One question I’m often asked about these wines is this: How can there be rosé wine when there are no rosé grapes? It’s simple, based on the fact that even red grapes have white juice. So red wine is made by crushing red grapes and leaving the white juice soaking on the red skins until you get the deep, red color you want.
And you can make rosé wine by bleeding off some of the juice early, when it has taken on only a bit of red color. This process, called the saignee method, not only produces rosé wine, but also concentrates the remaining red wine by leaving less juice soaking on the full complement of red skins.

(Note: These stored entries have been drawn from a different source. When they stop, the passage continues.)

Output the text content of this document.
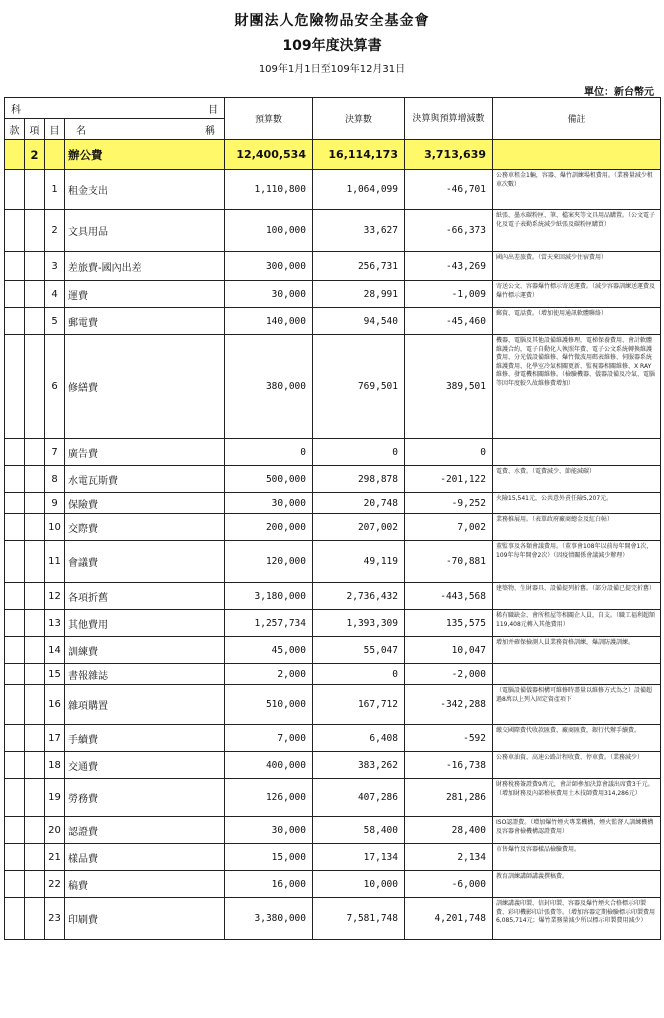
財團法人危險物品安全基金會
109年度決算書
109年1月1日至109年12月31日
單位：新台幣元
科 目				預算數	決算數	決算與預算增減數	備註
款	項	目	名 稱				

	2		辦公費	12,400,534	16,114,173	3,713,639	
		1	租金支出	1,110,800	1,064,099	-46,701	公務車租金1輛，容器、爆竹訓練場租費用。（業務量減少租車次數）
		2	文具用品	100,000	33,627	-66,373	紙張、墨水碳粉匣、筆、檔案夾等文具用品購置。（公文電子化及電子表勤系統減少紙張及碳粉匣購買）
		3	差旅費-國內出差	300,000	256,731	-43,269	國內出差旅費。（當天來回減少住宿費用）
		4	運費	30,000	28,991	-1,009	寄送公文、容器爆竹標示寄送運費。（減少容器訓練送運費及爆竹標示運費）
		5	郵電費	140,000	94,540	-45,460	郵資、電話費。（增加使用通訊軟體聯絡）
		6	修繕費	380,000	769,501	389,501	機器、電腦及其他設備維護修理，電梯保養費用、會計軟體維護合約，電子自動化人執照年費、電子公文系統轉換維護費用、分光儀設備維修、爆竹微波用碼表維修、伺服器系統維護費用、化學室冷氣相關更新、監視器相關維修、X RAY維修、發電機相關維修。（檢驗機器、儀器設備及冷氣、電腦等因年度較久故維修費增加）
		7	廣告費	0	0	0	
		8	水電瓦斯費	500,000	298,878	-201,122	電費、水費。（電費減少、節能減碳）
		9	保險費	30,000	20,748	-9,252	火險15,541元，公共意外責任險5,207元。
		10	交際費	200,000	207,002	7,002	業務推展用。（表單政府廠商總金及紅白帖）
		11	會議費	120,000	49,119	-70,881	董監事及各類會議費用。（董事會108年以前每年開會1次，109年每年開會2次）（因疫情關係會議減少辦理）
		12	各項折舊	3,180,000	2,736,432	-443,568	建築物、生財器具、設備提列折舊。（部分設備已提完折舊）
		13	其他費用	1,257,734	1,393,309	135,575	稀有職缺金、會所租屋等相關企人員，自支。（職工福利超額119,408元轉入其他費用）
		14	訓練費	45,000	55,047	10,047	增加并確保檢測人員業務資格訓練，爆訓防護訓練。
		15	書報雜誌	2,000	0	-2,000	
		16	雜項購置	510,000	167,712	-342,288	（電腦設備儀器相構可維修時盡量以維修方式為之）設備超過8萬以上列入固定資產項下
		17	手續費	7,000	6,408	-592	繳交國際費代收款匯費、廠商匯費，銀行代辦手續費。
		18	交通費	400,000	383,262	-16,738	公務車油資、高速公路計程收費、停車費。（業務減少）
		19	勞務費	126,000	407,286	281,286	財務稅務簽證費9萬元，會計師參加決算會議出席費3千元。（增加財務及內部稽核費用土木技師費用314,286元）
		20	認證費	30,000	58,400	28,400	ISO認證費。（增加爆竹煙火專業機構，煙火監督人訓練機構及容器會檢機構認證費用）
		21	樣品費	15,000	17,134	2,134	市售爆竹及容器樣品檢驗費用。
		22	稿費	16,000	10,000	-6,000	教育訓練講師講義撰稿費。
		23	印刷費	3,380,000	7,581,748	4,201,748	訓練講義印製、信封印製、容器及爆竹煙火合格標示印製費、彩印機影印計張費等。（增加容器定期檢驗標示印製費用6,085,714元；爆竹業務量減少所以標示印製費用減少）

Or you can just make white wine and add some red wine to it.
Either way, you have the perfect summer wine.
• 2008 Louis Roederer Brut Rosé Champagne, Champagne (66 percent pinot noir, 34 percent chardonnay): tiny bubbles, crisp acids, tart raspberry and citrus flavors, hint of minerals; $79.
• 2009 Schramsberg Brut Rosé, North Coast (70 percent pinot noir, 30 percent chardonnay): lively bubbles, rich and slightly sweet, with aromas and flavors of peaches, strawberries and tropical fruits; $43.
• 2013 Hogwash Rosé, by Tuck Beckstoffer, Calif. (grenache): very dry and crisp, with aromas and flavors of tart cherries, citrus and minerals; $16.